Lucas wagt im Schlussspurt des Films, das gab es davor und danach bei „Star Wars“ nicht, eine Schlacht aus vier Erzähl-Perspektiven (Laserschwert-Duell, Anakin im Weltall, Wald-und-Wiesen-Battle, Padme im Palast), deren Montage sogar funktioniert. Laserschwert-Duell: Es war die richtige Entscheidung, den Sith-Lord Darth Maul nicht als Nachfolger Darth Vaders aufzubauen, das wäre chancenlos, deshalb stirbt er – unerwartet? – schon am Ende des ersten Prequels. Doch sind seine wenigen Worte so präzise, sein Kampfstil derart überzeugend, seine Herkunft so ungeklärt, dass sein Mythos über die Jahre gewachsen ist. Kein Wunder, dass Mauls überraschender Auftritt im letztjährigen „Solo“-Film als Höhepunkt galt. Womöglich ist Darth Maul populärer als Kylo Ren (Adam Driver), dem Young-Adult-Antagonisten aus den neuen „Krieg der Sterne“-Filmen. Es wäre wohl der einzige Sieg einer Prequel-Figur über „The Force Awakens“. Dazu kommt auf der Habenseite das Kampfmotiv „Duel of the Fates“, Maul gegen Obi-Wan und Qui-Gonn, die bis heute letzte einprägsame „Star Wars“-Melodie John Williams‘, für die der Komponist (vielleicht inspiriert von seiner Musik zu „Amistad“ zwei Jahre zuvor) so prominent einen Chor in den Mittelpunkt stellte wie nie.
„Star Wars: die dunkle Bedrohung“: kein guter Kinderfilm?
Prinzessin Padme wird von zwei Zofen eingerahmt, das bedeutet: Natalie Portman mit den noch nicht so weltweit bekannten Keira Knightley und Sofia Coppola im selben Bild. Ist ein tolles Ensemble. Aber es bleibt noch ein Kritikpunkt vieler Fans und Kritiker, über den sich zu streiten lohnt. Der wesentliche.
Hat George Lucas das „Erbe von Star Wars verraten“, weil „Die dunkle Bedrohung“ ein „Kinderfilm“ geworden sei? Mit einem elfjährigen Hauptdarsteller, der beim Abdrücken der Laserkanone „Whoa!“ ruft und auch sonst alles wie im Telespiel handhabt? In einer durchgängig mit Kindchen-Schema arrangierten Welt, mit niedlichen Außerirdischen aus dem Meer und sogar imperialen Robotern, die tollpatschig sind?

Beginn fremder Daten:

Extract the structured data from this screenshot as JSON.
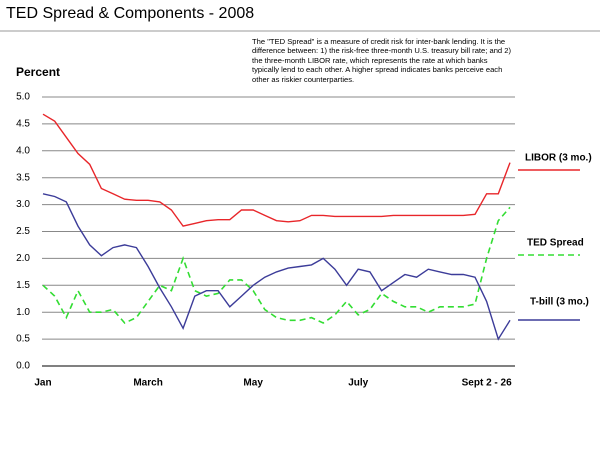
{
  "chart_data": {
    "type": "line",
    "title": "TED Spread & Components - 2008",
    "annotation": "The \"TED Spread\" is a measure of credit risk for inter-bank lending. It is the difference between: 1) the risk-free three-month U.S. treasury bill rate; and 2) the three-month LIBOR rate, which represents the rate at which banks typically lend to each other.  A higher spread indicates banks perceive each other as riskier counterparties.",
    "y_label": "Percent",
    "categories": [
      "Jan",
      null,
      null,
      null,
      null,
      null,
      null,
      null,
      null,
      "March",
      null,
      null,
      null,
      null,
      null,
      null,
      null,
      null,
      "May",
      null,
      null,
      null,
      null,
      null,
      null,
      null,
      null,
      "July",
      null,
      null,
      null,
      null,
      null,
      null,
      null,
      null,
      null,
      null,
      "Sept 2 - 26",
      null,
      null
    ],
    "series": [
      {
        "name": "LIBOR (3 mo.)",
        "color": "#e8262a",
        "dashed": false,
        "values": [
          4.68,
          4.55,
          4.25,
          3.95,
          3.75,
          3.3,
          3.2,
          3.1,
          3.08,
          3.08,
          3.05,
          2.9,
          2.6,
          2.65,
          2.7,
          2.72,
          2.72,
          2.9,
          2.9,
          2.8,
          2.7,
          2.68,
          2.7,
          2.8,
          2.8,
          2.78,
          2.78,
          2.78,
          2.78,
          2.78,
          2.8,
          2.8,
          2.8,
          2.8,
          2.8,
          2.8,
          2.8,
          2.82,
          3.2,
          3.2,
          3.78
        ]
      },
      {
        "name": "TED Spread",
        "color": "#33dd33",
        "dashed": true,
        "values": [
          1.5,
          1.3,
          0.9,
          1.4,
          1.0,
          1.0,
          1.05,
          0.8,
          0.9,
          1.2,
          1.5,
          1.4,
          2.0,
          1.4,
          1.3,
          1.35,
          1.6,
          1.6,
          1.4,
          1.05,
          0.9,
          0.85,
          0.85,
          0.9,
          0.8,
          0.95,
          1.2,
          0.95,
          1.05,
          1.35,
          1.2,
          1.1,
          1.1,
          1.0,
          1.1,
          1.1,
          1.1,
          1.15,
          2.0,
          2.7,
          2.95
        ]
      },
      {
        "name": "T-bill (3 mo.)",
        "color": "#3c3c99",
        "dashed": false,
        "values": [
          3.2,
          3.15,
          3.05,
          2.6,
          2.25,
          2.05,
          2.2,
          2.25,
          2.2,
          1.85,
          1.45,
          1.1,
          0.7,
          1.3,
          1.4,
          1.4,
          1.1,
          1.3,
          1.5,
          1.65,
          1.75,
          1.82,
          1.85,
          1.88,
          2.0,
          1.8,
          1.5,
          1.8,
          1.75,
          1.4,
          1.55,
          1.7,
          1.65,
          1.8,
          1.75,
          1.7,
          1.7,
          1.65,
          1.2,
          0.5,
          0.85
        ]
      }
    ],
    "ylim": [
      0,
      5
    ],
    "yticks": [
      {
        "value": 0,
        "label": "0.0"
      },
      {
        "value": 0.5,
        "label": "0.5"
      },
      {
        "value": 1,
        "label": "1.0"
      },
      {
        "value": 1.5,
        "label": "1.5"
      },
      {
        "value": 2,
        "label": "2.0"
      },
      {
        "value": 2.5,
        "label": "2.5"
      },
      {
        "value": 3,
        "label": "3.0"
      },
      {
        "value": 3.5,
        "label": "3.5"
      },
      {
        "value": 4,
        "label": "4.0"
      },
      {
        "value": 4.5,
        "label": "4.5"
      },
      {
        "value": 5,
        "label": "5.0"
      }
    ],
    "grid": true,
    "legend": "right"
  }
}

Spätestens mit „Die Rückkehr der Jedi-Ritter“ von 1983 dürfte klar gewesen sein, dass sich Lucas immer schon putzige Story-Elemente für seine Erzählung gewünscht hat. Mit den Ewoks und Jabbas Kreaturen gelang er ans Ziel, die Masken waren so weit. „Bedrohung“ ist daher eine Weiterentwicklung von „Jedi-Ritter“ und hätte mit „Verrat“ (als könnte man jemanden verraten, dem man nichts zugesichert hatte) nichts zu tun.
Ärgerlicher ist der Anspruch beurteilen zu können, dass dieser Film nicht funktioniert, weil er ein Kinderfilm sei. Die meisten dieser kritischen Experten sind ja Erwachsene. Man kann natürlich enttäuscht sein, dass „Die dunkle Bedrohung“ auf ein etwas jüngeres Publikum zielt als „Eine neue Hoffnung“, immerhin jener erste „Krieg der Sterne“, dem Lucas seine Karriere, seine Milliarden verdankt (wenngleich er sein Vermögen anfangs durch Spielzeug-Lizensierung aufbaute, see!). Aber ob „Bedrohung“ mit Sebulba, den Gungans sowie Klein-Ani und seinen Midis eben als Kinderfilm taugt, diese Entscheidung sollte man doch am besten auch bei der entsprechenden Altersgruppe belassen. Es ist auch schwer vorstellbar, dass alternde SW-Fanboys zuvor ihre Thesen durch repräsentative Umfragen bei Minderjährigen untermauert hatten. Es gibt keine Berichte darüber, dass auch nur ein Mädchen oder Junge je protestiert hätte: „Tut mir leid, aber das ist kein guter Kinderfilm.“
Es lohnt sich, die „Bedrohung“ mit Kindern zu gucken. Man selbst findet den Film deswegen nicht besser. Aber lernt dazu: Es könnte vorkommen, dass Kinder Jar-Jar Binks eben doch aufregender finden als Boba Fett.